User preference learning is generally a hard problem. Individual preferences are typically unknown even to users themselves, while the space of choices is infinite. Here we study user preference learning from information-theoretic perspective. We model preference learning as a system with two interacting sub-systems, one representing a user with his/her preferences and another one representing an agent that has to learn these preferences. The user with his/her behaviour is modeled by a parametric preference function. To efficiently learn the preferences and reduce search space quickly, we propose the agent that interacts with the user to collect the most informative data for learning. The agent presents two proposals to the user for evaluation, and the user rates them based on his/her preference function. We show that the optimum agent strategy for data collection and preference learning is a result of maximin optimization of the normalized weighted Kullback-Leibler (KL) divergence between true and agent-assigned predictive user response distributions. The resulting value of KL-divergence, which we also call remaining system uncertainty (RSU), provides an efficient performance metric in the absence of the ground truth. This metric characterises how well the agent can predict user and, thus, the quality of the underlying learned user (preference) model. Our proposed agent comprises sequential mechanisms for user model inference and proposal generation. To infer the user model (preference function), Bayesian approximate inference is used in the agent. The data collection strategy is to generate proposals, responses to which help resolving uncertainty associated with prediction of the user responses the most. The efficiency of our approach is validated by numerical simulations. Also a real-life example of preference learning application is provided.

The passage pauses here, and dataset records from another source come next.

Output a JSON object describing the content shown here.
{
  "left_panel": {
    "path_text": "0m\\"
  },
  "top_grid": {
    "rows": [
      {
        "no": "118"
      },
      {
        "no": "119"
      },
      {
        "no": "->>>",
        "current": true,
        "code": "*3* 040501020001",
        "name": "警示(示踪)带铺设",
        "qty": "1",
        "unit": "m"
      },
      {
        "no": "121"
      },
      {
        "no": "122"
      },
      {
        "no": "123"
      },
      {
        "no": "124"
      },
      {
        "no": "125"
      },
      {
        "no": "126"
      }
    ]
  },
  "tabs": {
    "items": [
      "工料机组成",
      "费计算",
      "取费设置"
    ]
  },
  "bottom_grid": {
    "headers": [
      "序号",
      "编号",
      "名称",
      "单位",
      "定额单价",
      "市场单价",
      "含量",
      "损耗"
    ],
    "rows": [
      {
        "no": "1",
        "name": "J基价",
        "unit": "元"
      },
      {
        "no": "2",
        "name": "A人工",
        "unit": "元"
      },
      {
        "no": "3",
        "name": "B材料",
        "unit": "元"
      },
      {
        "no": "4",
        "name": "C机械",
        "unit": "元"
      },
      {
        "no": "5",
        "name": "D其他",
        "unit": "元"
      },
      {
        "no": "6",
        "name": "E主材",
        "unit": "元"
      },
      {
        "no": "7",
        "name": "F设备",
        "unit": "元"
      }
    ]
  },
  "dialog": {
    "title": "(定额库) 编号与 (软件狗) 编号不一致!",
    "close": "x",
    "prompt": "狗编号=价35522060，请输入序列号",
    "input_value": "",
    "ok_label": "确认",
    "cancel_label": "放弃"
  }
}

翻译：用户偏好学习通常是一项困难的问题。个体偏好甚至对用户自身来说也往往未知，而选择空间是无限的。本文从信息论角度研究用户偏好学习。我们将偏好学习建模为两个相互作用的子系统：一个代表具有其偏好的用户，另一个代表需要学习这些偏好的智能体。用户及其行为通过参数化偏好函数建模。为高效学习偏好并快速缩小搜索空间，我们提出智能体与用户交互以收集最具信息量的数据。该智能体向用户呈现两个待评估的方案，用户根据其偏好函数对其进行评分。我们证明，数据收集与偏好学习的最优智能体策略，是真实用户响应预测分布与智能体分配的用户响应预测分布之间归一化加权Kullback-Leibler (KL)散度的极大极小优化结果。该KL散度值（我们将其称为剩余系统不确定性）可在无真实标签情况下提供有效性能度量。该度量刻画了智能体预测用户的能力，进而体现潜在学习（偏好）模型的优劣。我们提出的智能体包含用户模型推理与方案生成的序贯机制。为推断用户模型（偏好函数），智能体采用贝叶斯近似推理。数据收集策略旨在生成最能消除用户响应预测不确定性的方案。通过数值仿真验证了方法的有效性，并给出了偏好学习的实际应用案例。